Dernière mise à jour : 2 juil.

Vos doigts craquent sur votre projet de grimpe ? Normal, ils portent tout le poids de vos ambitions ! Entre science et sueur, ce guide pratique vous dévoile les secrets pour muscler vos pinces sans les casser. Protocoles, pièges à éviter, progression... tout pour que la force soit enfin avec vous !


La force des doigts
© David Pillet

Si vous vous êtes penchés sur les facteurs de la performance en escalade vous vous êtes sans doute plié·e à cette vérité : la force des doigts est un pilier central. Et pas seulement pour tenir des arquées improbables dans le toit de votre projet. Il s’agit ici d’un véritable déterminant de la performance, validé par la recherche, notamment ici . Plus vos doigts sont forts, plus vous avez de chances de performer. Plus vous avez de force et plus vous réduisez le risque de blessure, comme le soulignait une autre étude, en 2016. Néanmoins, attention,  avant de se précipiter sur sa poutre il faut comprendre ce que l’on entraîne. Et  respecter quelques principes.


Des doigts et des devoirs


Les muscles responsables de la flexion et de l’extension des doigts sont dits extrinsèques. Cela signifie qu’ils ne se situent pas au niveau des doigts mais à distance, en l’occurrence dans les avants bras. Conséquence majeure, les tendons qui permettent de transmettre la force produite par le muscle à nos doigts sont (très) longs. Ces tendons coulissent dans des gaines, guidés et maintenus par des structures appelées poulies (au niveau des doigts) et rétinaculum (au niveau du poignet). Ces structures sont très sollicitées en escalade, et leur intégrité est essentielle pour éviter les blessures.


Du point de vue physiologique, les tendons ne s’adaptent pas aussi vite que les muscles. Leur activité métabolique est faible, leur vascularisation est réduite… Bref, comme le soulignent une publication de 2010, ils prennent leur temps. Dit autrement, si vous progressez trop vite en charge ou en intensité, ce ne sont pas vos muscles qui vous freineront, mais vos tendons. Et ils le feront sèchement puisque l’arrêt s’appelle : tendinopathies, ténosynovites ou ruptures de poulies.


Côté biomécanique, toutes les préhensions ne se valent pas. Selon une étude de 2006, une prise arquée met jusqu’à 36 fois plus de contrainte sur certaines poulies qu’une prise tendue. Il est donc logique, surtout dans un contexte d'entraînement de la force, de privilégier les préhensions tendues.
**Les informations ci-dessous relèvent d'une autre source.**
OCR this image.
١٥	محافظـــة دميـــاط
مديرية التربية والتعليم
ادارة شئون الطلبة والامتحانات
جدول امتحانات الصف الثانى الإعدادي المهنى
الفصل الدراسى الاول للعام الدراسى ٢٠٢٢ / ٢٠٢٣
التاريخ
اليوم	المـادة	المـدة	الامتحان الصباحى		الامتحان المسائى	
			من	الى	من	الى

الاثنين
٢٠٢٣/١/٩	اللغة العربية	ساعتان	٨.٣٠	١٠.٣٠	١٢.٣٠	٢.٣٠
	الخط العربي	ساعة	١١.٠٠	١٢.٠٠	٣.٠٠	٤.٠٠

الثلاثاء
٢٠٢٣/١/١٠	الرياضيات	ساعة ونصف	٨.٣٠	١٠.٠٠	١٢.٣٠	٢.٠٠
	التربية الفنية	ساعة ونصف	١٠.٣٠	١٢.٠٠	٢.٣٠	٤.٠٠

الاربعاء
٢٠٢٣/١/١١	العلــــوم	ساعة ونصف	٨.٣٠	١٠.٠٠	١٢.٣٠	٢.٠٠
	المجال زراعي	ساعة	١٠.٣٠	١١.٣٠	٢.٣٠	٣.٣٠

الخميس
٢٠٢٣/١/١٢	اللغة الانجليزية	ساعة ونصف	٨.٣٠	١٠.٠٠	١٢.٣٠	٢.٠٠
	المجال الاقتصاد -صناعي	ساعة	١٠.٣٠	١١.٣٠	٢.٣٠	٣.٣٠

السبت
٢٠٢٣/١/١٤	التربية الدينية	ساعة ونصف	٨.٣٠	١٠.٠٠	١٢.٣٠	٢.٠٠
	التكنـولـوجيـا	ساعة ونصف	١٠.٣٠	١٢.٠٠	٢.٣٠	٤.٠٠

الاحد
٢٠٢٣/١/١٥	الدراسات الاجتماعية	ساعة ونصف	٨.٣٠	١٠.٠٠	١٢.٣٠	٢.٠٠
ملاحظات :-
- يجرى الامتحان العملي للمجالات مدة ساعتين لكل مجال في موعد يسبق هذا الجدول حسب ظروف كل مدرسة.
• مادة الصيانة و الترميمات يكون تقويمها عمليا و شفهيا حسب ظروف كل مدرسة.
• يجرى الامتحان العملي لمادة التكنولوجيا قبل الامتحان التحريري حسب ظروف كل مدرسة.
Plus saines, moins traumatisantes. Pour autant, les préhensions arquées et semi-arquées ne sont pas à bannir : elles font partie du jeu, mais doivent être introduites progressivement.


En escalade, les doigts travaillent majoritairement en isométrie. Cela signifie que le muscle développe une tension sans changer de longueur et sans qu’il n'y ait de déplacement. Lorsqu’on évalue un exercice pour les doigts, il ne faut donc pas se contenter du nombre de répétitions ou de l’intensité : la durée de chaque suspension est tout aussi importante. Autrement dit, le nombre de suspension que vous allez vous envoyer en séance est aussi important que leur durée. Et potentiellement, à la fin, il va falloir faire attention.


Comment développer la force de ses doigts en toute sécurité ?


Comme expliqué dans le premier article sur l’entraînement de la force, l’idée c’est de créer une tension maximale. Trois grandes méthodes permettent d’y parvenir :

  • Méthodes des charges maximales 

  • Méthodes des charges non maximales mais en répétant les efforts 

  • Méthodes des charges non maximales mais à vitesse maximale. 


Néanmoins nous avions détaillés ces méthodes en précisant le nombre de répétitions. Cela n’est pas suffisant. Pour les doigts il faut également préciser la taille des prises et la durée des suspensions. Voici comment nous pouvons adapter ces méthodes.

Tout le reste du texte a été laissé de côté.